Padahal, pemajuan dan penegakan HAM merupakan tugas dan fungsi utama dari Komnas HAM. Pemajuan HAM meliputi pendidikan dan pengkajian, sementara penegakan HAM meliputi penerimaan pengaduan, pemantauan kasus, termasuk penyelidikan HAM.

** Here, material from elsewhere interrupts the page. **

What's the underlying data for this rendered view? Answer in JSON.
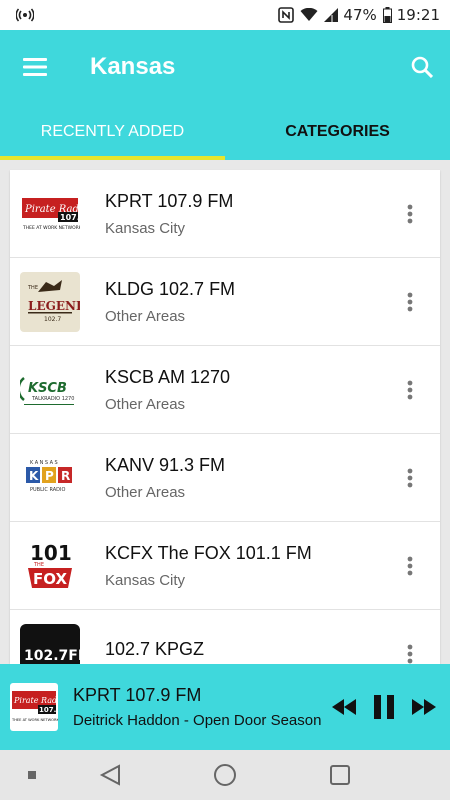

Sebelum ada efisiensi, jika dibandingkan dengan anggaran yang dimiliki kementerian/lembaga lain, anggaran Komnas HAM terbilang sangat kecil, apalagi setelah efisiensi dikerjakan. Oleh karena itu, Nike berujar pihaknya sydah terbuasa bekerja dengan sederhana dan efisien. Misalnya ketika melakukan perjalanan dinas untuk melakukan pemantauan kasus, mereka hanya memberangkatkan tim yang sangat kecil tanpa fasilitas lebih.
“Kalau disamaratakan efisiensi terhadap kami dengan efisiensi terhadap K/L yang lain, kami memang agak berat juga. Ketika dipotong itu bukan kami menjadi efisien, kami menjadi tidak bisa bekerja. Berbeda dari yang tidak efisien menjadi efisien,” ujarnya.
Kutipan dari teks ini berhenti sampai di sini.